“God geometrizes,” said Plato.[756] “The laws of nature are the thoughts of God;” exclaimed Oërsted, 2,000 years later. “His thoughts are immutable,” repeated the solitary student of Hermetic lore, “therefore it is in the perfect harmony and equilibrium of all things that we must seek the truth.” And thus, proceeding from the indivisible unity, he found emanating from it two contrary forces, each acting through the other and producing equilibrium, and the three were but one, the Pythagorean Eternal Monad. The primordial point is a circle; the circle squaring itself from the four cardinal points becomes a quaternary, the perfect square, having at each of its four angles a letter of the mirific name, the sacred TETRAGRAM. It is the four Buddhas who came and have passed away; the Pythagorean tetractys—absorbed and resolved by the one eternal NO-BEING.
Tradition declares that on the dead body of Hermes, at Hebron, was found by an Isarim, an initiate, the tablet known as the Smaragdine. It contains, in a few sentences, the essence of the Hermetic wisdom. To those who read but with their bodily eyes, the precepts will suggest nothing new or extraordinary, for it merely begins by saying that it speaks not fictitious things, but that which is true and most certain.
“What is below is like that which is above, and what is above is similar to that which is below to accomplish the wonders of one thing.
“As all things were produced by the mediation of one being, so all things were produced from this one by adaptation.
“Its father is the sun, its mother is the moon.
“It is the cause of all perfection throughout the whole earth.

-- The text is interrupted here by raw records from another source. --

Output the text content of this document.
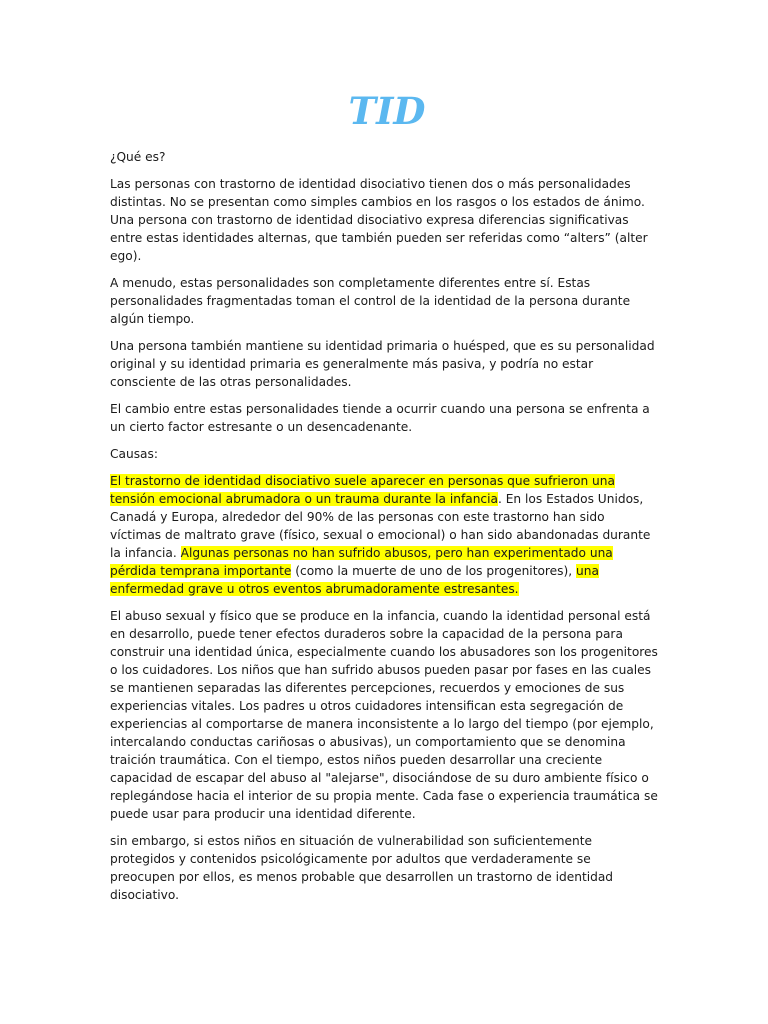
TID

¿Qué es?

Las personas con trastorno de identidad disociativo tienen dos o más personalidades distintas. No se presentan como simples cambios en los rasgos o los estados de ánimo. Una persona con trastorno de identidad disociativo expresa diferencias significativas entre estas identidades alternas, que también pueden ser referidas como “alters” (alter ego).

A menudo, estas personalidades son completamente diferentes entre sí. Estas personalidades fragmentadas toman el control de la identidad de la persona durante algún tiempo.

Una persona también mantiene su identidad primaria o huésped, que es su personalidad original y su identidad primaria es generalmente más pasiva, y podría no estar consciente de las otras personalidades.

El cambio entre estas personalidades tiende a ocurrir cuando una persona se enfrenta a un cierto factor estresante o un desencadenante.

Causas:

El trastorno de identidad disociativo suele aparecer en personas que sufrieron una tensión emocional abrumadora o un trauma durante la infancia. En los Estados Unidos, Canadá y Europa, alrededor del 90% de las personas con este trastorno han sido víctimas de maltrato grave (físico, sexual o emocional) o han sido abandonadas durante la infancia. Algunas personas no han sufrido abusos, pero han experimentado una pérdida temprana importante (como la muerte de uno de los progenitores), una enfermedad grave u otros eventos abrumadoramente estresantes.

El abuso sexual y físico que se produce en la infancia, cuando la identidad personal está en desarrollo, puede tener efectos duraderos sobre la capacidad de la persona para construir una identidad única, especialmente cuando los abusadores son los progenitores o los cuidadores. Los niños que han sufrido abusos pueden pasar por fases en las cuales se mantienen separadas las diferentes percepciones, recuerdos y emociones de sus experiencias vitales. Los padres u otros cuidadores intensifican esta segregación de experiencias al comportarse de manera inconsistente a lo largo del tiempo (por ejemplo, intercalando conductas cariñosas o abusivas), un comportamiento que se denomina traición traumática. Con el tiempo, estos niños pueden desarrollar una creciente capacidad de escapar del abuso al "alejarse", disociándose de su duro ambiente físico o replegándose hacia el interior de su propia mente. Cada fase o experiencia traumática se puede usar para producir una identidad diferente.

sin embargo, si estos niños en situación de vulnerabilidad son suficientemente protegidos y contenidos psicológicamente por adultos que verdaderamente se preocupen por ellos, es menos probable que desarrollen un trastorno de identidad disociativo.
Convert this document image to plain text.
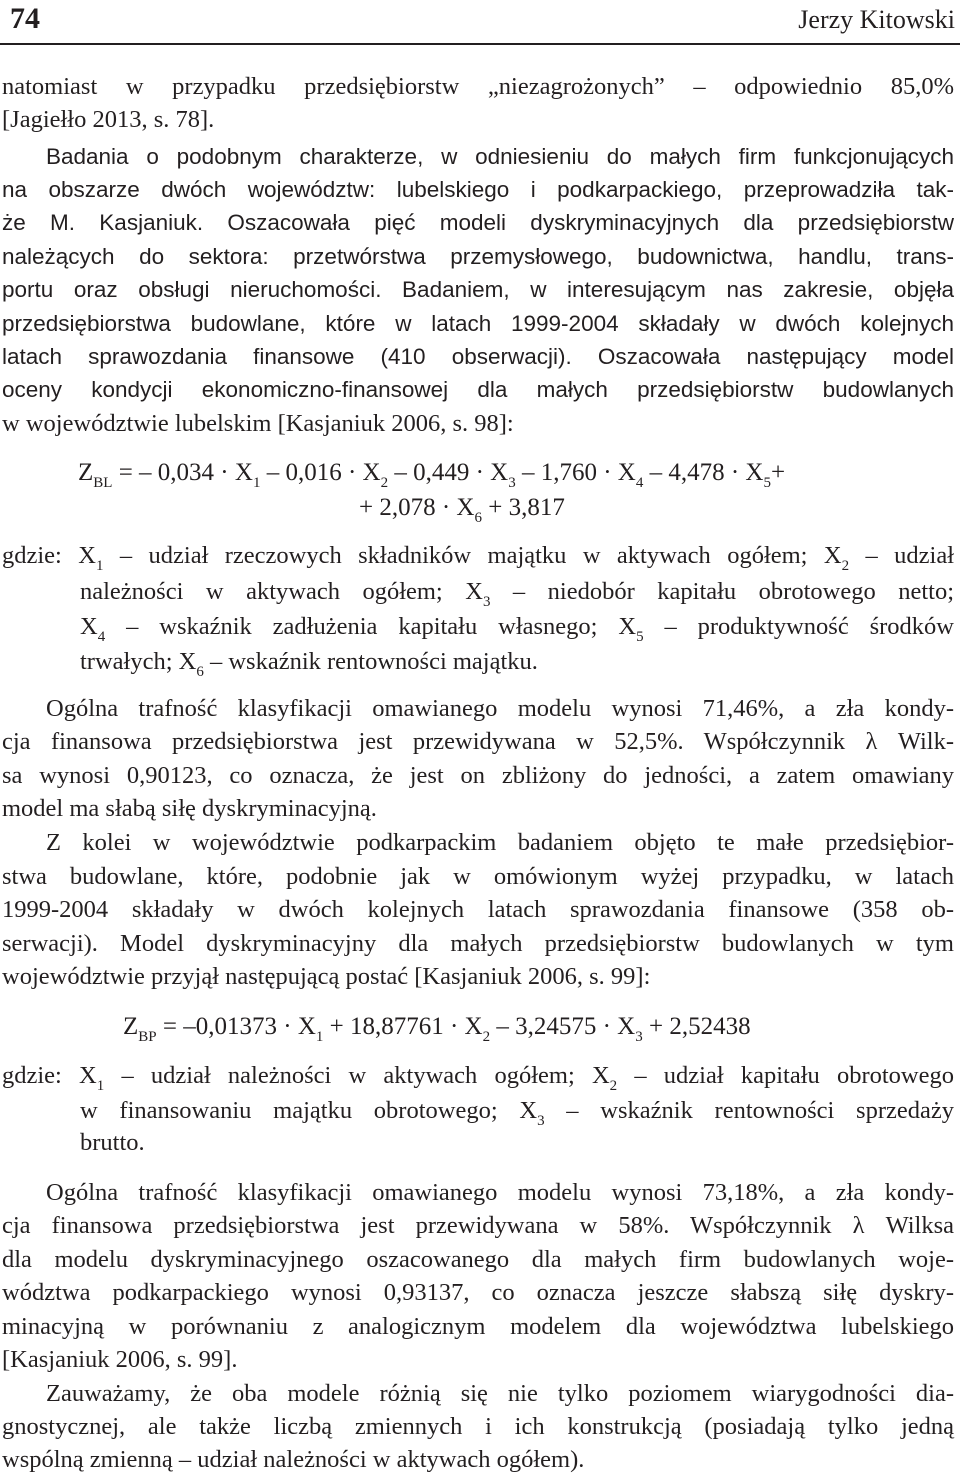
74	Jerzy Kitowski
natomiast w przypadku przedsiębiorstw „niezagrożonych” – odpowiednio 85,0%
[Jagiełło 2013, s. 78].
Badania o podobnym charakterze, w odniesieniu do małych firm funkcjonujących
na obszarze dwóch województw: lubelskiego i podkarpackiego, przeprowadziła tak-
że M. Kasjaniuk. Oszacowała pięć modeli dyskryminacyjnych dla przedsiębiorstw
należących do sektora: przetwórstwa przemysłowego, budownictwa, handlu, trans-
portu oraz obsługi nieruchomości. Badaniem, w interesującym nas zakresie, objęła
przedsiębiorstwa budowlane, które w latach 1999-2004 składały w dwóch kolejnych
latach sprawozdania finansowe (410 obserwacji). Oszacowała następujący model
oceny kondycji ekonomiczno-finansowej dla małych przedsiębiorstw budowlanych
w województwie lubelskim [Kasjaniuk 2006, s. 98]:
$Z_{BL}$ = – $0,034 \cdot X_1 - 0,016 \cdot X_2 - 0,449 \cdot X_3 - 1,760 \cdot X_4 - 4,478 \cdot X_5+$
+ $2,078 \cdot X_6 + 3,817$
gdzie: $X_1$ – udział rzeczowych składników majątku w aktywach ogółem; $X_2$ – udział
należności w aktywach ogółem; $X_3$ – niedobór kapitału obrotowego netto;
$X_4$ – wskaźnik zadłużenia kapitału własnego; $X_5$ – produktywność środków
trwałych; $X_6$ – wskaźnik rentowności majątku.
Ogólna trafność klasyfikacji omawianego modelu wynosi 71,46%, a zła kondy-
cja finansowa przedsiębiorstwa jest przewidywana w 52,5%. Współczynnik λ Wilk-
sa wynosi 0,90123, co oznacza, że jest on zbliżony do jedności, a zatem omawiany
model ma słabą siłę dyskryminacyjną.
Z kolei w województwie podkarpackim badaniem objęto te małe przedsiębior-
stwa budowlane, które, podobnie jak w omówionym wyżej przypadku, w latach
1999-2004 składały w dwóch kolejnych latach sprawozdania finansowe (358 ob-
serwacji). Model dyskryminacyjny dla małych przedsiębiorstw budowlanych w tym
województwie przyjął następującą postać [Kasjaniuk 2006, s. 99]:
$Z_{BP} = -0,01373 \cdot X_1 + 18,87761 \cdot X_2 - 3,24575 \cdot X_3 + 2,52438$
gdzie: $X_1$ – udział należności w aktywach ogółem; $X_2$ – udział kapitału obrotowego
w finansowaniu majątku obrotowego; $X_3$ – wskaźnik rentowności sprzedaży
brutto.
Ogólna trafność klasyfikacji omawianego modelu wynosi 73,18%, a zła kondy-
cja finansowa przedsiębiorstwa jest przewidywana w 58%. Współczynnik λ Wilksa
dla modelu dyskryminacyjnego oszacowanego dla małych firm budowlanych woje-
wództwa podkarpackiego wynosi 0,93137, co oznacza jeszcze słabszą siłę dyskry-
minacyjną w porównaniu z analogicznym modelem dla województwa lubelskiego
[Kasjaniuk 2006, s. 99].
Zauważamy, że oba modele różnią się nie tylko poziomem wiarygodności dia-
gnostycznej, ale także liczbą zmiennych i ich konstrukcją (posiadają tylko jedną
wspólną zmienną – udział należności w aktywach ogółem).
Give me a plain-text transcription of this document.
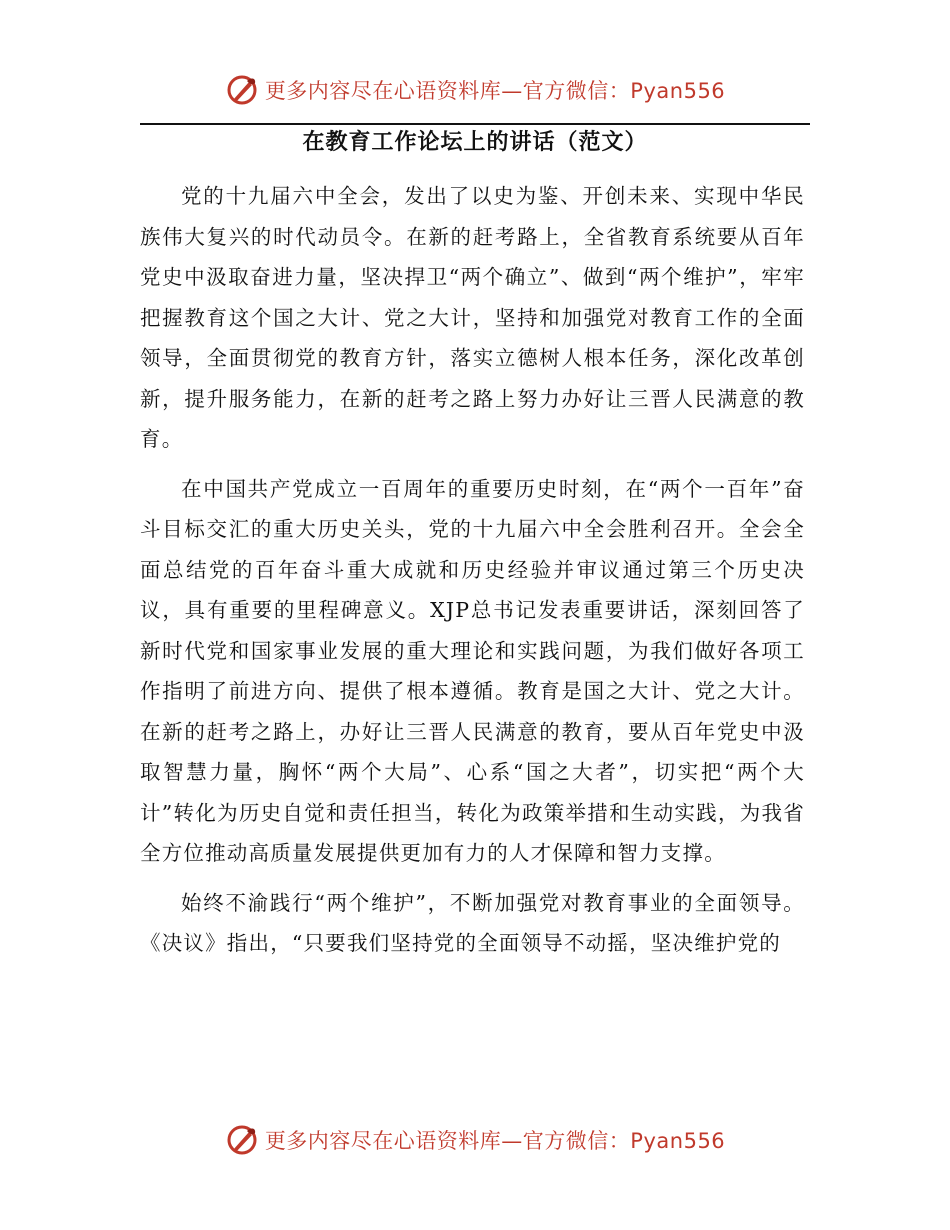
更多内容尽在心语资料库—官方微信：Pyan556
在教育工作论坛上的讲话（范文）

党的十九届六中全会，发出了以史为鉴、开创未来、实现中华民族伟大复兴的时代动员令。在新的赶考路上，全省教育系统要从百年党史中汲取奋进力量，坚决捍卫“两个确立”、做到“两个维护”，牢牢把握教育这个国之大计、党之大计，坚持和加强党对教育工作的全面领导，全面贯彻党的教育方针，落实立德树人根本任务，深化改革创新，提升服务能力，在新的赶考之路上努力办好让三晋人民满意的教育。

在中国共产党成立一百周年的重要历史时刻，在“两个一百年”奋斗目标交汇的重大历史关头，党的十九届六中全会胜利召开。全会全面总结党的百年奋斗重大成就和历史经验并审议通过第三个历史决议，具有重要的里程碑意义。XJP总书记发表重要讲话，深刻回答了新时代党和国家事业发展的重大理论和实践问题，为我们做好各项工作指明了前进方向、提供了根本遵循。教育是国之大计、党之大计。在新的赶考之路上，办好让三晋人民满意的教育，要从百年党史中汲取智慧力量，胸怀“两个大局”、心系“国之大者”，切实把“两个大计”转化为历史自觉和责任担当，转化为政策举措和生动实践，为我省全方位推动高质量发展提供更加有力的人才保障和智力支撑。

始终不渝践行“两个维护”，不断加强党对教育事业的全面领导。《决议》指出，“只要我们坚持党的全面领导不动摇，坚决维护党的

更多内容尽在心语资料库—官方微信：Pyan556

“Its power is perfect if it is changed into earth.
“Separate the earth from the fire, the subtile from the gross, acting prudently and with judgment.
“Ascend with the greatest sagacity from the earth to heaven, and then descend again to earth, and unite together the power of things inferior and superior; thus you will possess the light of the whole world, and all obscurity will fly away from you.
“This thing has more fortitude than fortitude itself, because it will overcome every subtile thing and penetrate every solid thing.